A: In Massachusetts, most employees, who are scheduled to work six hours or more in a single work shift, are required to be given a 30-minute meal break. The break does not have to be paid. In fact, most employers do not pay for this break. There are some employers who do not have to follow this law. These exceptions include employers in the iron, glass, print, bleach, dye, paper and letterpress industries. Employees should be relieved of all work-related responsibilities during this break, including answering the phones or waiting for a delivery. When on a meal break, an employee should also be able to leave their work location. Employees can decide to work through their lunch and “waive” this right but that choice should be a voluntary choice, made by the employee, not the employer. If the employee works through their meal break the employee should be paid for the time worked.

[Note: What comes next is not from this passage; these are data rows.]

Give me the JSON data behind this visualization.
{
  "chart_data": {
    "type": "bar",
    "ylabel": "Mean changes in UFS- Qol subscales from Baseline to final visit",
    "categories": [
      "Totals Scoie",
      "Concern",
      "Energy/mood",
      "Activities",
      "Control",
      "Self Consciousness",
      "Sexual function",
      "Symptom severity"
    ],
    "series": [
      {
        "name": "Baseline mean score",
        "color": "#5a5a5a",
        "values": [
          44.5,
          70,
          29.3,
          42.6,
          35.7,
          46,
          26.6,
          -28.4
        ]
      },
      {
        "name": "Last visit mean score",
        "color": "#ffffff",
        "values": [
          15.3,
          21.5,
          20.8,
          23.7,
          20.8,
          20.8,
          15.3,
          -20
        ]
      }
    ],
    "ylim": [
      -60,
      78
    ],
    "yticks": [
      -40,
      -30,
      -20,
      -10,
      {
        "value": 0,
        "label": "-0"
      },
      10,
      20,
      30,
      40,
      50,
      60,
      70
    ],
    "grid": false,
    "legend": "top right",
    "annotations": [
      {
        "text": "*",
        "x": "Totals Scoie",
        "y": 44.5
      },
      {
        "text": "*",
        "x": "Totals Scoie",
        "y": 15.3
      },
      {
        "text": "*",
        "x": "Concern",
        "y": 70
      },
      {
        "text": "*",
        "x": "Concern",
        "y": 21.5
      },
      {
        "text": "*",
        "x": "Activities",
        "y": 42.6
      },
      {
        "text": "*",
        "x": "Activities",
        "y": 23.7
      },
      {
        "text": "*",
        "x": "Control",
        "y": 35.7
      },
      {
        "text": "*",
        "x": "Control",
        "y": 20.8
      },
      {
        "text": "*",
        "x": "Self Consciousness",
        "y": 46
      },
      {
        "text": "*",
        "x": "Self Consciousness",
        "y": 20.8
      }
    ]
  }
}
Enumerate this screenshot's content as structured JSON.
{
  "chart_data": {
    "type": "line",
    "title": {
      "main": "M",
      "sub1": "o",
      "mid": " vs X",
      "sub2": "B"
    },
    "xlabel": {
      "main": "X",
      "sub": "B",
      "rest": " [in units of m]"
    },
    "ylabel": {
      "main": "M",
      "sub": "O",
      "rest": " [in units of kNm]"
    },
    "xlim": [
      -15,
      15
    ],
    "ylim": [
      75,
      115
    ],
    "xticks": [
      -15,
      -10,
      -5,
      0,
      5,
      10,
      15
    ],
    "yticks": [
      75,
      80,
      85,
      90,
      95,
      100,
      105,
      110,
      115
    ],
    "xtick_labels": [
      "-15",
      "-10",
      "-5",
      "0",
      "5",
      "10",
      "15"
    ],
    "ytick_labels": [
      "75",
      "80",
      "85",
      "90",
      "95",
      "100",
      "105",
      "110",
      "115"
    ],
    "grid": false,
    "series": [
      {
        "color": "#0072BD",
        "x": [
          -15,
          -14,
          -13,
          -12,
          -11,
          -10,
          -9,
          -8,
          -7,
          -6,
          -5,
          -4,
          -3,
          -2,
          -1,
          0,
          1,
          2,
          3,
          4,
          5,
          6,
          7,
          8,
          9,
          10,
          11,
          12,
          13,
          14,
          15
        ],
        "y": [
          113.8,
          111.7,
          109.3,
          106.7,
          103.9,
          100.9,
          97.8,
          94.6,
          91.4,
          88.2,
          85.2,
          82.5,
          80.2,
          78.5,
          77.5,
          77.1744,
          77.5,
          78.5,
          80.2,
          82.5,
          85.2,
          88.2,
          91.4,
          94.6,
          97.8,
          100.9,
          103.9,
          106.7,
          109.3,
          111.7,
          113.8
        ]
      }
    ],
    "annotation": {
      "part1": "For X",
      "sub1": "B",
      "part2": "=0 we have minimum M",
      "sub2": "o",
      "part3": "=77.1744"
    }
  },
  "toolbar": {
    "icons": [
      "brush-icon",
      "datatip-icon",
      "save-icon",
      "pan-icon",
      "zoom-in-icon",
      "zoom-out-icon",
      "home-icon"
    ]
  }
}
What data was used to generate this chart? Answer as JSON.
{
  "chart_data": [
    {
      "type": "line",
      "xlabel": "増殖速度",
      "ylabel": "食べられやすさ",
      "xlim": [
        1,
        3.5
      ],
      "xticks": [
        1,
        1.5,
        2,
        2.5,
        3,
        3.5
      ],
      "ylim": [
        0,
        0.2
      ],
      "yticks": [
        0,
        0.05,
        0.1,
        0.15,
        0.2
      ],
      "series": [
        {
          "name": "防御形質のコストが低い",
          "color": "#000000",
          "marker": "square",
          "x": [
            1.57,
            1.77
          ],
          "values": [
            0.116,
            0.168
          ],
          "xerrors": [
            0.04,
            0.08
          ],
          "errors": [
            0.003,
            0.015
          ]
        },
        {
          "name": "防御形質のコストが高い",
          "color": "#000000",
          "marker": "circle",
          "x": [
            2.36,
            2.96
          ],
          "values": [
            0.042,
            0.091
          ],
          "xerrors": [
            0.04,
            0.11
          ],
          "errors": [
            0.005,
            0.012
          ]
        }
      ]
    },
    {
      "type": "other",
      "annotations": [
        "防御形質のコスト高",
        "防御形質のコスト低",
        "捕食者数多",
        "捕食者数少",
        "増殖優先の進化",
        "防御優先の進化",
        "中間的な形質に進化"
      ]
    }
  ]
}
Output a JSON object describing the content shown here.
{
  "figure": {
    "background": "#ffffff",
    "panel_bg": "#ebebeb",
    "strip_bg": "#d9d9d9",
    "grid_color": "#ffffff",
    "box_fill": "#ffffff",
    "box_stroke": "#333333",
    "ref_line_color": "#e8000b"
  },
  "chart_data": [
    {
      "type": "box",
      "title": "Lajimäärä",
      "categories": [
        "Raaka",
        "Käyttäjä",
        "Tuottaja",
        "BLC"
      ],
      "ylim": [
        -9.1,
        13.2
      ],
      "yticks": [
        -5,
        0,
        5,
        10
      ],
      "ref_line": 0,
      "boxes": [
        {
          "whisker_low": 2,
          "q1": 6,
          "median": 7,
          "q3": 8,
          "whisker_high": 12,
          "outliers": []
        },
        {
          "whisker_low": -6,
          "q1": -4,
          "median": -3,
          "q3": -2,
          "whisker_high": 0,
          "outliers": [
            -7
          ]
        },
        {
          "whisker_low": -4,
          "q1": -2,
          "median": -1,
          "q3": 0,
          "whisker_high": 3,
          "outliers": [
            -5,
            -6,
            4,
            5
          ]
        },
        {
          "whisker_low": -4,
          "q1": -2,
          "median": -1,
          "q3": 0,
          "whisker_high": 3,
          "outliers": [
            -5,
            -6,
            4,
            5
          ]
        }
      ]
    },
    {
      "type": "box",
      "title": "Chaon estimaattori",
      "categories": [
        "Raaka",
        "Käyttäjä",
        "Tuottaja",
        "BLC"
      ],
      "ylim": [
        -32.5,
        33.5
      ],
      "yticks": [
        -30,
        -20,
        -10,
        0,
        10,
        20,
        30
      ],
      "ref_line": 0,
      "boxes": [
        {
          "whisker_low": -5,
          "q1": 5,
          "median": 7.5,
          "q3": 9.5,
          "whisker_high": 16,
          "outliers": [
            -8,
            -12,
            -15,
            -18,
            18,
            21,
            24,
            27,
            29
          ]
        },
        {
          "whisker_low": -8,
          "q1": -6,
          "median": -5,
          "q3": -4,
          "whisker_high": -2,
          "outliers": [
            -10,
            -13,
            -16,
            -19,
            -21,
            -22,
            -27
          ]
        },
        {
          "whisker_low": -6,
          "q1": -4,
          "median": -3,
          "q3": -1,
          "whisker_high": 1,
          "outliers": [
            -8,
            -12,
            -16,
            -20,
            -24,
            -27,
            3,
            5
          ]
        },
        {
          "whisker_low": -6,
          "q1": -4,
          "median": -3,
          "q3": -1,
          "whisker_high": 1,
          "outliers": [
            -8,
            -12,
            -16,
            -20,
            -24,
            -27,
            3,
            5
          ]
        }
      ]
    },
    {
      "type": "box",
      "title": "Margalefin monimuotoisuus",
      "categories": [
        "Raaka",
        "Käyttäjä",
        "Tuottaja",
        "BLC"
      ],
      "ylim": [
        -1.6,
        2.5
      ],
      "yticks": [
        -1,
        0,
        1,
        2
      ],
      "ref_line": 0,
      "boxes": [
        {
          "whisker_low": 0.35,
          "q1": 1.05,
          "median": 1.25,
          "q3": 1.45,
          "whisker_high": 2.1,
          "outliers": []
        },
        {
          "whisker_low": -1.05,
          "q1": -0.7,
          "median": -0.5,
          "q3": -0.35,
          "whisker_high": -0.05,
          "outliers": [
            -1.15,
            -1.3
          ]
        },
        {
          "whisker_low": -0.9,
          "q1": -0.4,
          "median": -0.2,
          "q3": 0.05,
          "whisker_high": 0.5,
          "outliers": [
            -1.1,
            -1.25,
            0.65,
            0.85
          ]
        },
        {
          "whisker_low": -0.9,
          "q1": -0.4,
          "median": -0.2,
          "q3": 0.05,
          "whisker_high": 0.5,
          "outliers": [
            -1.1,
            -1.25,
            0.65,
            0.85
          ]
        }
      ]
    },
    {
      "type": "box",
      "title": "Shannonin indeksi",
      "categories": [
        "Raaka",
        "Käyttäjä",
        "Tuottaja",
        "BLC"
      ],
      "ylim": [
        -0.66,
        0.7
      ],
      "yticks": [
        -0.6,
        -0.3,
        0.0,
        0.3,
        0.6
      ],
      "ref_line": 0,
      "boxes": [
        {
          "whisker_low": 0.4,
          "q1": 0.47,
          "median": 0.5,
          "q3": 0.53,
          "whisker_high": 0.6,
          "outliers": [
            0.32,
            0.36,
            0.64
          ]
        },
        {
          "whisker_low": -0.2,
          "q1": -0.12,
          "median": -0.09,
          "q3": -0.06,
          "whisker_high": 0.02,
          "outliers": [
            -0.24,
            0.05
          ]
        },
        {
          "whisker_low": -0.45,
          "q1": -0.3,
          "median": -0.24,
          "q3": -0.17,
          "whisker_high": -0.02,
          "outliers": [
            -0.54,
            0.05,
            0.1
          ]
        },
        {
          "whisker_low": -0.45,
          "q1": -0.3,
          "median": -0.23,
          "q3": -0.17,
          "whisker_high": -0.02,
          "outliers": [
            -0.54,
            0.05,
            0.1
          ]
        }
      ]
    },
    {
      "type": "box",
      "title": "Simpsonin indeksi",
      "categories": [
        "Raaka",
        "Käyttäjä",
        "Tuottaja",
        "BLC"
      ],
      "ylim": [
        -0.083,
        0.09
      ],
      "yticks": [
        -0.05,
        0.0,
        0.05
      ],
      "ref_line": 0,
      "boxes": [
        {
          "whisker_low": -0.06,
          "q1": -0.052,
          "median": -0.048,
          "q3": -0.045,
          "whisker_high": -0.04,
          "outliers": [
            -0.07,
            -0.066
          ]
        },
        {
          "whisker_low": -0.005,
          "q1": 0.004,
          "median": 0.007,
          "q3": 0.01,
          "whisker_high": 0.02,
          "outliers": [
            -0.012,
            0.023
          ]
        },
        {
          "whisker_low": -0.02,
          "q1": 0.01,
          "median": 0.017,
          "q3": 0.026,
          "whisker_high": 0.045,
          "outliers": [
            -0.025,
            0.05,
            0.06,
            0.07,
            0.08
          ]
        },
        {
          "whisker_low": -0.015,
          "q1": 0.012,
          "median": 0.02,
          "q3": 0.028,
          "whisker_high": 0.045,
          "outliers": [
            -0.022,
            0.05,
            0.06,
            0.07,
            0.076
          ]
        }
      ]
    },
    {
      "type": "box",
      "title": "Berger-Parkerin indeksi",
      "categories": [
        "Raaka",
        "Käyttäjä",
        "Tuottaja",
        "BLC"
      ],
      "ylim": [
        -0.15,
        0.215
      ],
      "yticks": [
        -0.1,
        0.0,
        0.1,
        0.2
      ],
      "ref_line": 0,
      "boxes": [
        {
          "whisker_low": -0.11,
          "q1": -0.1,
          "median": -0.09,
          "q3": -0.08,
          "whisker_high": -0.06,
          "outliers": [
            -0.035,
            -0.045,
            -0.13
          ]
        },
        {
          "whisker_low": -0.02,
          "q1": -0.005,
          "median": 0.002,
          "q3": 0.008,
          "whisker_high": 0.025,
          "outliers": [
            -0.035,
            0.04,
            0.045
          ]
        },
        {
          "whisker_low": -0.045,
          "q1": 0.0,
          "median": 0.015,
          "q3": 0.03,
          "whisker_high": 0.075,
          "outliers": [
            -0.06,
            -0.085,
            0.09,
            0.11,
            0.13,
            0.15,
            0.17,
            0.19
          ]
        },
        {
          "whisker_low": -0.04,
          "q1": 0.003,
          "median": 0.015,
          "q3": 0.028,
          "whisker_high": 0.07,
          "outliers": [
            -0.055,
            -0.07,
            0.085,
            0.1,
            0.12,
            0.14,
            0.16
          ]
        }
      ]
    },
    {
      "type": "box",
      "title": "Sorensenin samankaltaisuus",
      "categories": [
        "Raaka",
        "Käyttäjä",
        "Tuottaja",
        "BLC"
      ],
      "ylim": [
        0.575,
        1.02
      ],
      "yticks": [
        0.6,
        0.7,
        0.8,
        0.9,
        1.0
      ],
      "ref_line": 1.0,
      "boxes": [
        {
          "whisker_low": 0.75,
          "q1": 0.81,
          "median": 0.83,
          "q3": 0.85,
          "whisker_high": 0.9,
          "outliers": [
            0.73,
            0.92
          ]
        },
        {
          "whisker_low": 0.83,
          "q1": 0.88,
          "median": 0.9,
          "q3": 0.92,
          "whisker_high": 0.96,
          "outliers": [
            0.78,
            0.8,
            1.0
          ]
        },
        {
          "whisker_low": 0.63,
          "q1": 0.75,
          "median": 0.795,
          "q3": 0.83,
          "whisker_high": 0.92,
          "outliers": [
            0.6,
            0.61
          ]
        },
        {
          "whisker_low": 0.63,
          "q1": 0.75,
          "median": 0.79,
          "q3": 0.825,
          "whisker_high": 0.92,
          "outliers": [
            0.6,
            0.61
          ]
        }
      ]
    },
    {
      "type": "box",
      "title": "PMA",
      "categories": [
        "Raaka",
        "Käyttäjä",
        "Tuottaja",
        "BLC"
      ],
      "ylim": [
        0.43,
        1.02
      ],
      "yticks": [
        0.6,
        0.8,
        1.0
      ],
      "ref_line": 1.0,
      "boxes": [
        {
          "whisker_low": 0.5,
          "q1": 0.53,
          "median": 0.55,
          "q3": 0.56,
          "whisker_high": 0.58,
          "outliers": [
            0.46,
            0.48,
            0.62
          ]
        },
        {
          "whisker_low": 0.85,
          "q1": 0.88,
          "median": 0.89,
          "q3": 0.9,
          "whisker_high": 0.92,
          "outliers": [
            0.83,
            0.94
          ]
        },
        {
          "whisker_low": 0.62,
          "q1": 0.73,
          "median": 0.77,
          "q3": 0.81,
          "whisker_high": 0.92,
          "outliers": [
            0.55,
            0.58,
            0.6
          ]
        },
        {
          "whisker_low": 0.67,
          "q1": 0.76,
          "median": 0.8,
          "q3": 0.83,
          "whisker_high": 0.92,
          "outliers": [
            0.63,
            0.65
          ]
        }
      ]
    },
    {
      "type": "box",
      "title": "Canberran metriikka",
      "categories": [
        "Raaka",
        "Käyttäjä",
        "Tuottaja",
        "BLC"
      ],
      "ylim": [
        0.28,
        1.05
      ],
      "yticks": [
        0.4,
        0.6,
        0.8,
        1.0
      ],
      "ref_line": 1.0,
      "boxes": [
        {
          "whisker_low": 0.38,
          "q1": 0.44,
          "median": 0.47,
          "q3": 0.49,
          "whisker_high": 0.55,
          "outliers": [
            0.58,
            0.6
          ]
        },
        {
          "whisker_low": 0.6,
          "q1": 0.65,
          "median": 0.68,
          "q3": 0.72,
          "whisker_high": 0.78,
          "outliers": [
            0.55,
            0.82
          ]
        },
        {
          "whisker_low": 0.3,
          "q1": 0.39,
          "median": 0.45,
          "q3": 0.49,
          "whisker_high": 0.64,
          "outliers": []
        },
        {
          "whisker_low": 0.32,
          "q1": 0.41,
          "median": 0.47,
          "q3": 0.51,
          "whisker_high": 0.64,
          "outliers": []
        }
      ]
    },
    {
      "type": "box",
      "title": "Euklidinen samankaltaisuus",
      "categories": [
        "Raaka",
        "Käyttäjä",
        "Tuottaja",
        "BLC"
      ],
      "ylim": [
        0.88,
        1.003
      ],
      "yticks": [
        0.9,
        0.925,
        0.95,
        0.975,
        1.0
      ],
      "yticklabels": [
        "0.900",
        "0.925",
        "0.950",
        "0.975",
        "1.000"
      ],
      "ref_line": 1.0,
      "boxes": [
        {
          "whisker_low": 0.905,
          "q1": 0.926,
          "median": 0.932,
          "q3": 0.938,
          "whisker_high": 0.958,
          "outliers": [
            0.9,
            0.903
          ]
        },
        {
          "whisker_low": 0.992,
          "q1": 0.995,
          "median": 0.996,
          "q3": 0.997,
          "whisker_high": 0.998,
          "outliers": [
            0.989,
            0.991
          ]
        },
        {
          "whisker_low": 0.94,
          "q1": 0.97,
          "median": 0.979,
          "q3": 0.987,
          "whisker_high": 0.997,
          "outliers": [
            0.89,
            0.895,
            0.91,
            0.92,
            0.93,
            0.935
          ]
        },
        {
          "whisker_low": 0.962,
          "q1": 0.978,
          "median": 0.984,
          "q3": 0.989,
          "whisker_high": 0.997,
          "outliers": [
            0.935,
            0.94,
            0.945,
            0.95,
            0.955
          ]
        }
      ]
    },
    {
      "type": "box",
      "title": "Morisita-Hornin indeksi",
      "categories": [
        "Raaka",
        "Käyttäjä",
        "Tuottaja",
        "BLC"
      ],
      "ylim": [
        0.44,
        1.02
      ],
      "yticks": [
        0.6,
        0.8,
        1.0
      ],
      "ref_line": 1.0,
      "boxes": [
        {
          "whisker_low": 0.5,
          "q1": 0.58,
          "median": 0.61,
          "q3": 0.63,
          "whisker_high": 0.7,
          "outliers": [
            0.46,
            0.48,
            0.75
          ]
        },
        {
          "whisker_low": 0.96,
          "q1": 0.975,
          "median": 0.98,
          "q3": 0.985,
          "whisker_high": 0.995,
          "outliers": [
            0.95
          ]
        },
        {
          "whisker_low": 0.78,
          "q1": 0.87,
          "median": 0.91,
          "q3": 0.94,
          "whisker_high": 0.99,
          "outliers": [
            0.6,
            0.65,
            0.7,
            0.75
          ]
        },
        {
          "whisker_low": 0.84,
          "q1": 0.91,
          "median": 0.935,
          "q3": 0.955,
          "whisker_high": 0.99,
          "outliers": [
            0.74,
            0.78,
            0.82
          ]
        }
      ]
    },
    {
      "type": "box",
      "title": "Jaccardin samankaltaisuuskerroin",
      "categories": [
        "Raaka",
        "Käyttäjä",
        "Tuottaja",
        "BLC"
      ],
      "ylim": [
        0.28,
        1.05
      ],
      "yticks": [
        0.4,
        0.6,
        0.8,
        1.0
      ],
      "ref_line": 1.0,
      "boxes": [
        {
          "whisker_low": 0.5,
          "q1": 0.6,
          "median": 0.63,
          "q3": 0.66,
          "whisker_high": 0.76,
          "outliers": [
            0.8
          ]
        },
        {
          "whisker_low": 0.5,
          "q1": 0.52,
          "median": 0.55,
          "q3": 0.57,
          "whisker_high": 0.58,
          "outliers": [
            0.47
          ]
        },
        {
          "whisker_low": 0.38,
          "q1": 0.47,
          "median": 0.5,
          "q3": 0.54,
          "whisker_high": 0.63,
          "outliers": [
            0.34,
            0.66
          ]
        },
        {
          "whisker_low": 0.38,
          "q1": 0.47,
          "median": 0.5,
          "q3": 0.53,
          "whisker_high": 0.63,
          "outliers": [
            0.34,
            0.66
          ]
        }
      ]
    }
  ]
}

Many employees think a whole hour is required but that is not the case. Thirty minutes is required but anything beyond that is not required in most work environments. Managers often require specific work schedules and may require varying meal break times so work does not come to a standstill. Also, meal breaks may vary between departments or functional areas. For example, if a teller works in a downtown branch of a bank, a manager may request that the teller take a 30-minute meal break at 11am or 1pm, rather than at noon. Others in the bank may take a 45-minute meal break at noon.
From what you have shared, it sounds like your employer is operating in a legally compliant manner. Variations in work schedules are permitted.